Ой, отвлеклась она, а там картошка, на сковороде подгорает. Вот до чего дожили, уж обед приличный не из чего приготовить. Михаил из последних сил держится, в их НИИ осталось чуть более пятидесяти человек, и тех в любой момент могут сократить. Зарплата у супруга триста двадцать рублей, да и ту не каждый месяц дождешься. И все это притом, что мясо, без которого мужчины жить не могут, в магазинах не сыскать, а на рынке сто семьдесят рублей за кило. Мужчин кормить надо, как следует. Миша не жалуется, хотя недоедает, держится из последних сил, сутулый, хилый, голова вся седая, будто ему не сорок девять, а все шестьдесят стукнуло. Любящее сердце чувствует плохо ему, язва замучила, да и хронический бронхит дает о себе знать. Но даже не ухудшающее день ото дня самочувствие мужа беспокоило более всего Галину Леонидовну. Сын их, Гришенька, ему только что исполнилось семнадцать, школу так и не закончил, и что далее делать, так и не решил. Перебивается кое-как в вечерней школе, пока с очередного места работы не выставят. И сторожем и почтальоном работать нужно, а Гриша об этом думать не желает. Ему бы только целыми днями по друзьям-приятелям разъезжать, да с девицами разгуливать. Вот, если бы ему Ларисину целеустремленность, да на хорошее дело…
Как с ним быть, ломала голову Галина Леонидовна. Еще больше она недоумевала над вопросом: как прожить на четыреста тридцать рублей, составляющих семейный бюджет четырех взрослых людей? За квартиру заплати, врачу в поликлинике хоть какой-нибудь гостинец, да, дай, а то помощи век не дождаться. Лекарства дорожают каждый месяц, так, что лучше не болеть.
В прихожей хлопнула дверь. Лариса вернулась, а у нее пельмени еще не сварены. – Проходи, доченька, я уже в тарелку выкладываю.
На кухню стандартной трехкомнатной квартиры вошли двое: высокий, худой юноша с бегающим взглядом и державшая его за руку миниатюрная девочка в черном комбинезоне. Бросался в глаза яркий макияж гостьи, который некоторые вполне могли бы назвать вульгарным, сильно портящим миловидное личико. Однако девочка улыбалась, что извиняло все ее недостатки.
- Привет, мам. Мы с Катюшей пообедаем. У тебя все готово, - Гриша довольно облизнулся, глядя на незатейливое угощение.
Галина Леонидовна не растерялась, - Я Ларису жду, но и вас покормлю.

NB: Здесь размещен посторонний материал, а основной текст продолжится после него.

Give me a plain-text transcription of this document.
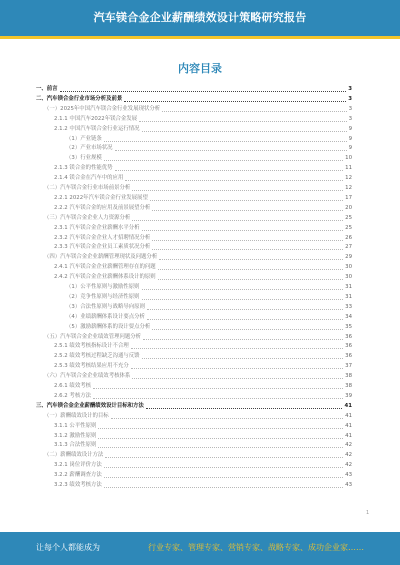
汽车镁合金企业薪酬绩效设计策略研究报告
内容目录
一、前言	3
二、汽车镁合金行业市场分析及前景	3
（一）2025年中国汽车镁合金行业发展现状分析	3
2.1.1 中国汽车2022年镁合金发展	3
2.1.2 中国汽车镁合金行业运行情况	9
（1）产业链条	9
（2）产业市场状况	9
（3）行业规模	10
2.1.3 镁合金的性能优势	11
2.1.4 镁合金在汽车中的应用	12
（二）汽车镁合金行业市场前景分析	12
2.2.1 2022年汽车镁合金行业发展展望	17
2.2.2 汽车镁合金的应用及前景展望分析	20
（三）汽车镁合金企业人力资源分析	25
2.3.1 汽车镁合金企业薪酬水平分析	25
2.3.2 汽车镁合金企业人才招聘情况分析	26
2.3.3 汽车镁合金企业员工素质状况分析	27
（四）汽车镁合金企业薪酬管理现状及问题分析	29
2.4.1 汽车镁合金企业薪酬管理存在的问题	30
2.4.2 汽车镁合金企业薪酬体系设计的原则	30
（1）公平性原则与激励性原则	31
（2）竞争性原则与经济性原则	31
（3）合法性原则与战略导向原则	33
（4）业绩薪酬体系设计要点分析	34
（5）激励薪酬体系的设计要点分析	35
（五）汽车镁合金企业绩效管理问题分析	36
2.5.1 绩效考核指标设计不合理	36
2.5.2 绩效考核过程缺乏沟通与反馈	36
2.5.3 绩效考核结果应用不充分	37
（六）汽车镁合金企业绩效考核体系	38
2.6.1 绩效考核	38
2.6.2 考核方法	39
三、汽车镁合金企业薪酬绩效设计目标和方法	41
（一）薪酬绩效设计的目标	41
3.1.1 公平性原则	41
3.1.2 激励性原则	41
3.1.3 合法性原则	42
（二）薪酬绩效设计方法	42
3.2.1 岗位评价方法	42
3.2.2 薪酬调查方法	43
3.2.3 绩效考核方法	43
1
让每个人都能成为	行业专家、管理专家、营销专家、战略专家、成功企业家……
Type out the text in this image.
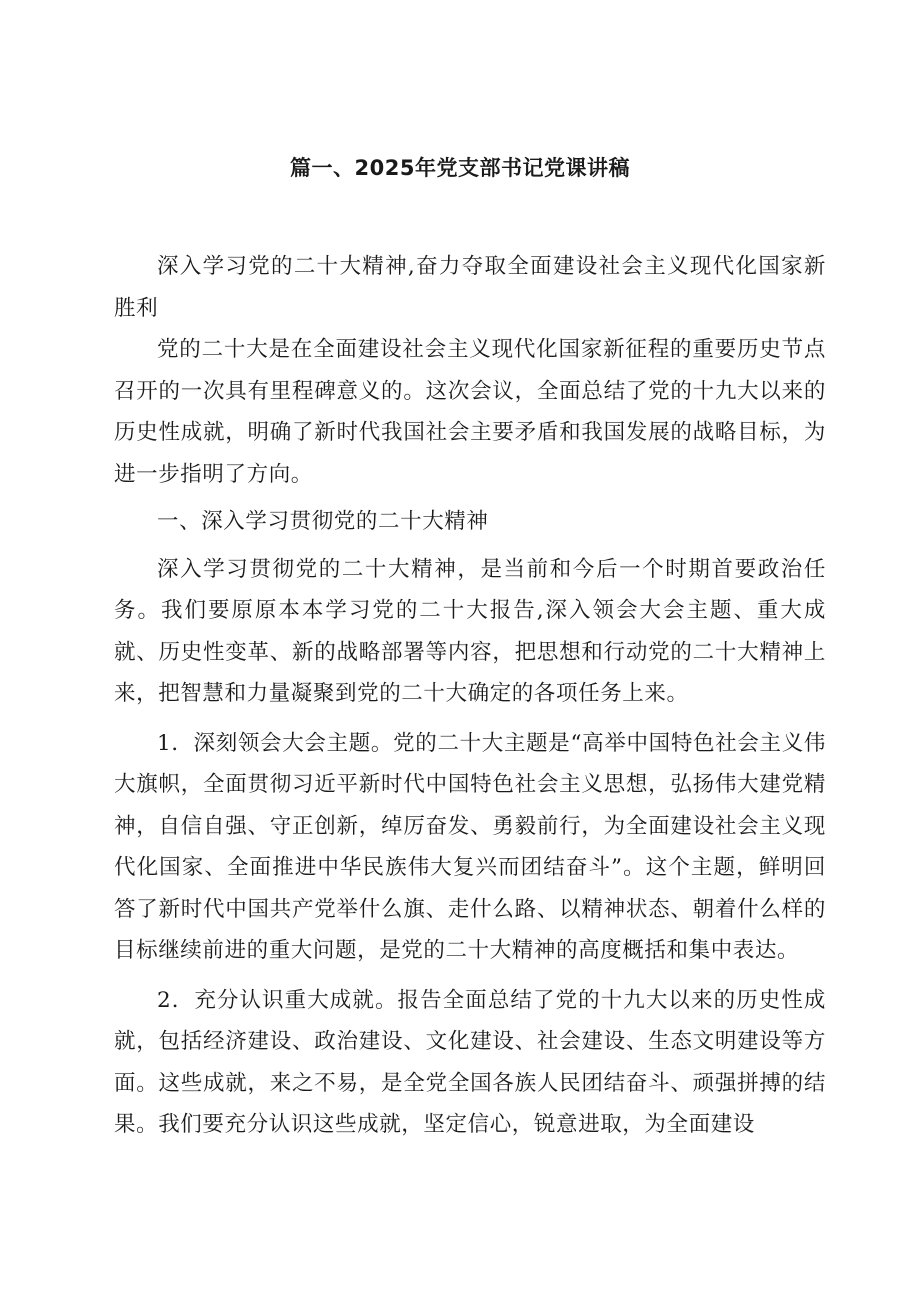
篇一、2025年党支部书记党课讲稿

深入学习党的二十大精神,奋力夺取全面建设社会主义现代化国家新胜利

党的二十大是在全面建设社会主义现代化国家新征程的重要历史节点召开的一次具有里程碑意义的。这次会议，全面总结了党的十九大以来的历史性成就，明确了新时代我国社会主要矛盾和我国发展的战略目标，为进一步指明了方向。

一、深入学习贯彻党的二十大精神

深入学习贯彻党的二十大精神，是当前和今后一个时期首要政治任务。我们要原原本本学习党的二十大报告,深入领会大会主题、重大成就、历史性变革、新的战略部署等内容，把思想和行动党的二十大精神上来，把智慧和力量凝聚到党的二十大确定的各项任务上来。

1．深刻领会大会主题。党的二十大主题是“高举中国特色社会主义伟大旗帜，全面贯彻习近平新时代中国特色社会主义思想，弘扬伟大建党精神，自信自强、守正创新，绰厉奋发、勇毅前行，为全面建设社会主义现代化国家、全面推进中华民族伟大复兴而团结奋斗”。这个主题，鲜明回答了新时代中国共产党举什么旗、走什么路、以精神状态、朝着什么样的目标继续前进的重大问题，是党的二十大精神的高度概括和集中表达。

2．充分认识重大成就。报告全面总结了党的十九大以来的历史性成就，包括经济建设、政治建设、文化建设、社会建设、生态文明建设等方面。这些成就，来之不易，是全党全国各族人民团结奋斗、顽强拼搏的结果。我们要充分认识这些成就，坚定信心，锐意进取，为全面建设
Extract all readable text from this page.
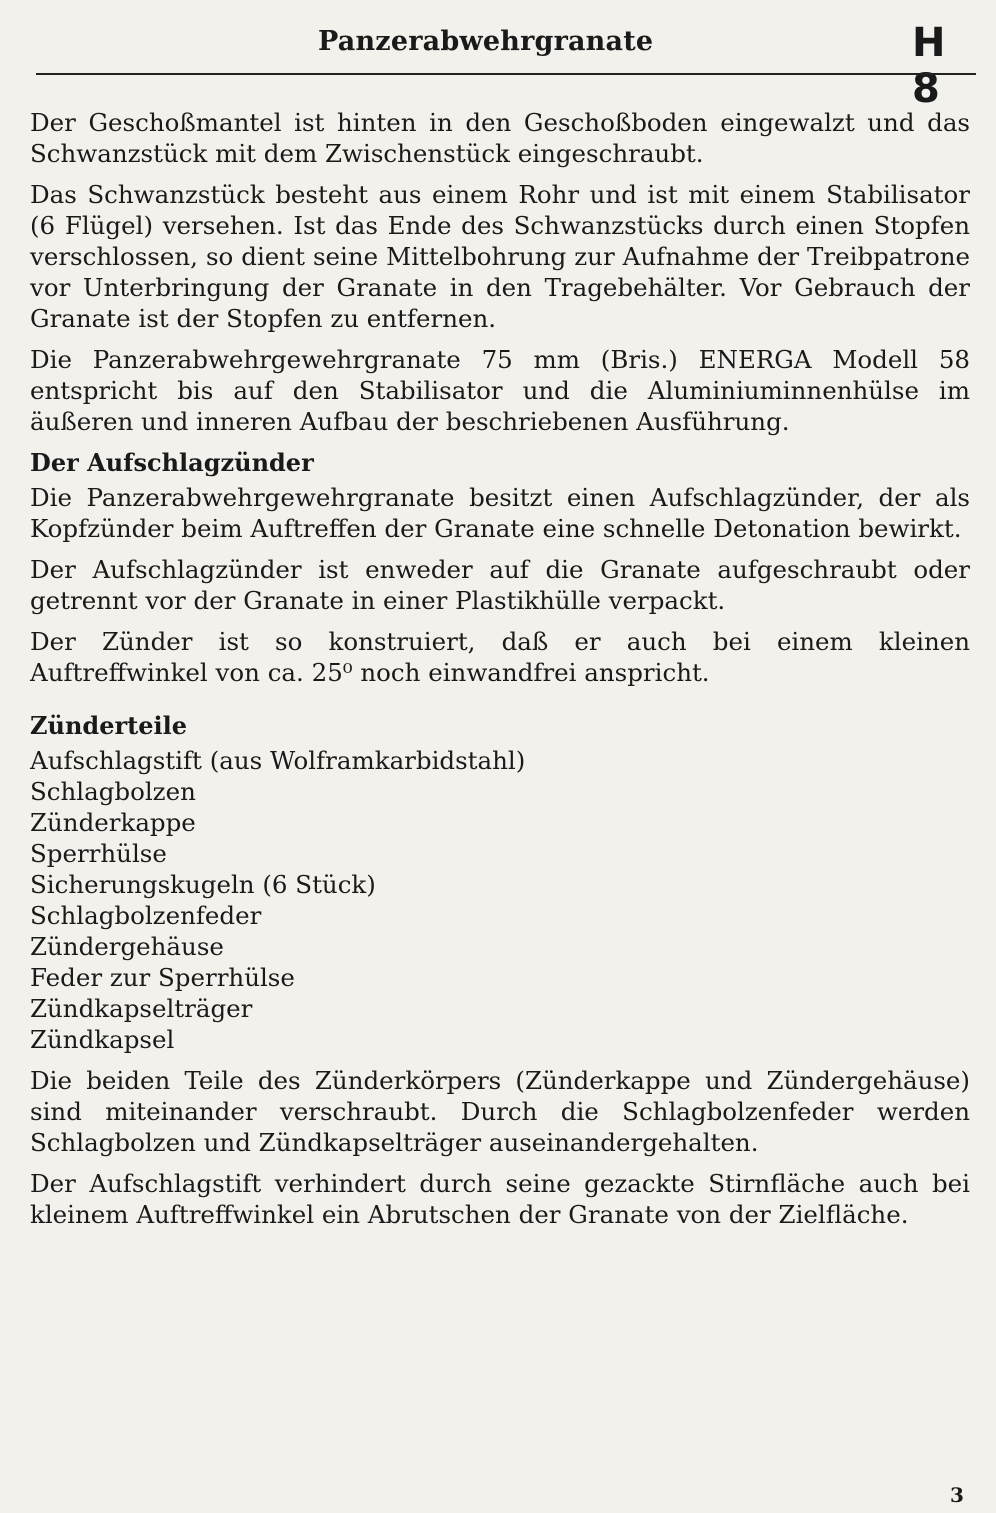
Panzerabwehrgranate	H 8

Der Geschoßmantel ist hinten in den Geschoßboden eingewalzt und das Schwanzstück mit dem Zwischenstück eingeschraubt.

Das Schwanzstück besteht aus einem Rohr und ist mit einem Stabilisator (6 Flügel) versehen. Ist das Ende des Schwanzstücks durch einen Stopfen verschlossen, so dient seine Mittelbohrung zur Aufnahme der Treibpatrone vor Unterbringung der Granate in den Tragebehälter. Vor Gebrauch der Granate ist der Stopfen zu entfernen.

Die Panzerabwehrgewehrgranate 75 mm (Bris.) ENERGA Modell 58 entspricht bis auf den Stabilisator und die Aluminiuminnenhülse im äußeren und inneren Aufbau der beschriebenen Ausführung.

Der Aufschlagzünder

Die Panzerabwehrgewehrgranate besitzt einen Aufschlagzünder, der als Kopfzünder beim Auftreffen der Granate eine schnelle Detonation bewirkt.

Der Aufschlagzünder ist enweder auf die Granate aufgeschraubt oder getrennt vor der Granate in einer Plastikhülle verpackt.

Der Zünder ist so konstruiert, daß er auch bei einem kleinen Auftreffwinkel von ca. 25⁰ noch einwandfrei anspricht.

Zünderteile
Aufschlagstift (aus Wolframkarbidstahl)
Schlagbolzen
Zünderkappe
Sperrhülse
Sicherungskugeln (6 Stück)
Schlagbolzenfeder
Zündergehäuse
Feder zur Sperrhülse
Zündkapselträger
Zündkapsel

Die beiden Teile des Zünderkörpers (Zünderkappe und Zündergehäuse) sind miteinander verschraubt. Durch die Schlagbolzenfeder werden Schlagbolzen und Zündkapselträger auseinandergehalten.

Der Aufschlagstift verhindert durch seine gezackte Stirnfläche auch bei kleinem Auftreffwinkel ein Abrutschen der Granate von der Zielfläche.

3
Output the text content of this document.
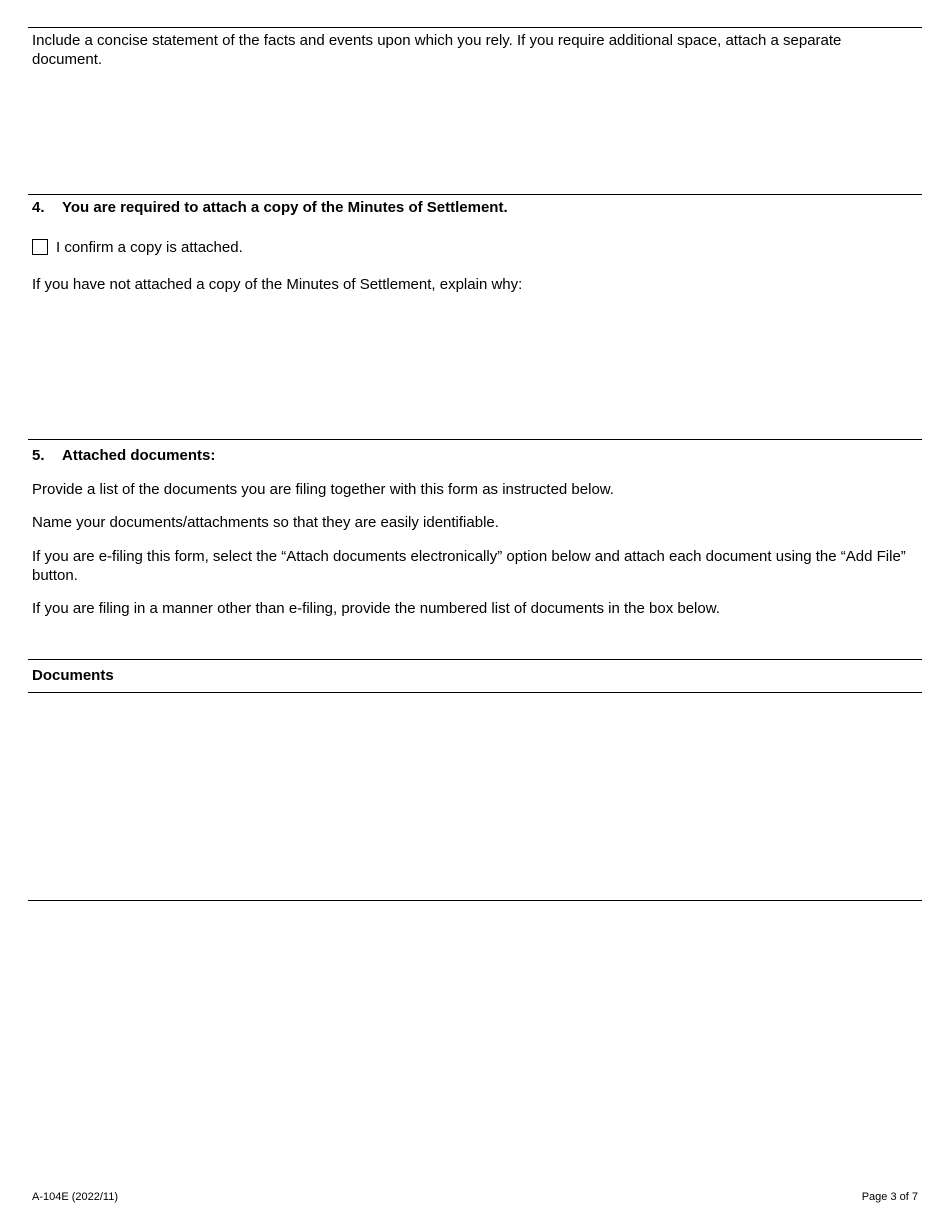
Include a concise statement of the facts and events upon which you rely. If you require additional space, attach a separate document.

4. You are required to attach a copy of the Minutes of Settlement.

I confirm a copy is attached.

If you have not attached a copy of the Minutes of Settlement, explain why:

5. Attached documents:

Provide a list of the documents you are filing together with this form as instructed below.

Name your documents/attachments so that they are easily identifiable.

If you are e-filing this form, select the “Attach documents electronically” option below and attach each document using the “Add File” button.

If you are filing in a manner other than e-filing, provide the numbered list of documents in the box below.

Documents

A-104E (2022/11)	Page 3 of 7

За столом пришедшие все больше налегали на еду, почти не разговаривали. Гриша предупредил, что они с Катей едут на выходные в Ленинград. – У Кати там тетка живет. Погуляем, город посмотрим.
Галина Леонидовна промолчала. Ей было хорошо известно, о чем далее заикнется сын. Но помогать ему материально старшая Латушкина не намеревалась. Лариса два года без отпуска. Отложенные с большим трудом небольшие сбережения ей самой пригодятся. Ее знакомство с Гришиной подругой походило на взятие интервью. Лариса забросала гостью вопросами, на которые Катя из-за набитого рта вправе была не давать ответа.
Когда Лариса узнала о Гришином затруднении, Лариса по-сестрински предложила, - Мама, а, может, Грише все-таки немного подкинуть?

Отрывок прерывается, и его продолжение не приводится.